Dr. Francis Collins is considered to be one of the most effective and ground-breaking scientists in the world. Collins graduated with a degree in chemistry from the University of Virginia. He earned his PhD in chemistry at Yale and then decided, for good measure, he would go to medical school at the University of North Carolina. From there, he returned to Yale and later, the University of Michigan. He is most noted for having been chosen to chair the Human Genome Project where, in 2003, he led an international collaboration of two thousand scientists in sequencing the human genome. More recently, he was appointed by President Obama to be the Director of the National Institutes of Health. Clearly, he is a prominent scientist, but what is perhaps even more interesting is his spiritual journey.

“As a scientist, I had always insisted on collecting rigorous data before drawing a conclusion. And yet, in matters of faith, I had never collected any data at all. I didn’t know what I had rejected. So, I decided that I should be a little better grounded in my atheism. I better find out what this is all about. So, I challenged a patient of mine who was a Methodist minister. And, after listening to my questions and realizing that I was not dealing with a very full deck of information, he suggested that I read the Gospel of John, which I did…I found the scripture to be interesting, puzzling, and not at all what I had thought faith was about… then I began to read C.S. Lewis and realized there was a great depth of thinking and reasoning that could be applied to the question of God.”
Lewis convinced Francis Collins that reason and faith go hand in hand, though faith has the added component of revelation—the Bible. Collins had previously believed that Jesus and the stories of the Bible were nothing more than mere myths. Again, as he studied the historical evidence, he was stunned at how well documented and how historically accurate the Bible is. He also saw a surprising fidelity of the transmission of the manuscripts that were passed down over the centuries.

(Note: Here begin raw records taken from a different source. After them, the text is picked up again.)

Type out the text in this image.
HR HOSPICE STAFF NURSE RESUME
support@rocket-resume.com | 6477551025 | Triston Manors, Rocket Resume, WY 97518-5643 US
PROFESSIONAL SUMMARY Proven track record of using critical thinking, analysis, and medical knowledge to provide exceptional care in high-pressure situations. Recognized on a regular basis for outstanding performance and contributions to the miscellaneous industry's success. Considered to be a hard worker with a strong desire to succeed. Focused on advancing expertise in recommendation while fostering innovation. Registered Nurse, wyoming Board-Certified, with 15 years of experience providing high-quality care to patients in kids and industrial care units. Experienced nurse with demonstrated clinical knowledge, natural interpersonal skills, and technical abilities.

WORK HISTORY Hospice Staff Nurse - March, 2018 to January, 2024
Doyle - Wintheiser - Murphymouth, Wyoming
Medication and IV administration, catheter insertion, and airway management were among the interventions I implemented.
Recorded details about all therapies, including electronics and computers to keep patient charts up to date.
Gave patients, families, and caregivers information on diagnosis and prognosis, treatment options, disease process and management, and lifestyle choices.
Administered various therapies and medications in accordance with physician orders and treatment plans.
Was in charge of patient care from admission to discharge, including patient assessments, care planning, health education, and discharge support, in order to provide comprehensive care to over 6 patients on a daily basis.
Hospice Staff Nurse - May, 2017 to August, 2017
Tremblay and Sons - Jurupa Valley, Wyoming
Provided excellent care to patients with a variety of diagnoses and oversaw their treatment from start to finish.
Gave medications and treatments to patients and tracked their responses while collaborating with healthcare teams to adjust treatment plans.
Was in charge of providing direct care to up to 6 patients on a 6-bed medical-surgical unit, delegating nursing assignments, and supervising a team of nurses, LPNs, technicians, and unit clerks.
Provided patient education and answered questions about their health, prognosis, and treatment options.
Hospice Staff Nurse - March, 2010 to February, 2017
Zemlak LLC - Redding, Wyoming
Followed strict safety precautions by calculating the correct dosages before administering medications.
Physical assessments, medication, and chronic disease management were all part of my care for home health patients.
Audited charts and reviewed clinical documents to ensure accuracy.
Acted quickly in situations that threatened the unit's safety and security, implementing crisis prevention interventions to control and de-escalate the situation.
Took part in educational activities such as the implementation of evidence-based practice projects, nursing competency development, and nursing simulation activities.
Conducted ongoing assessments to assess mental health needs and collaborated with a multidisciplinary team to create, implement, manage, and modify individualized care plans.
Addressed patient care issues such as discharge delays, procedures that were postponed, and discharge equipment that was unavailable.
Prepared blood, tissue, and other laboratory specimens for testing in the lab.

And, over time, Francis Collins, based on the accumulation of the evidence that he observed, concluded that God exists, and that Jesus is the Son of God.
He also concluded that most of the religious skeptics that he knew and that he meets today are just like he was. That is to say, they didn’t want to think about these things and never looked at any evidence, never drawing conclusions from the real evidence that was available.
This is what Dr. Dallas Willard, former professor of philosophy at the University of Southern California, believed was a major problem with individuals who considered themselves to be agnostic or atheist. Willard found that so many of the students and scholars he encountered on campus and in the world were guilty of what he called “irresponsible disbelief.” These bright men and women would often choose to disbelieve in something without any significant commitment to an investigation of that disbelief by way of sound reasoning and careful examination of the evidence.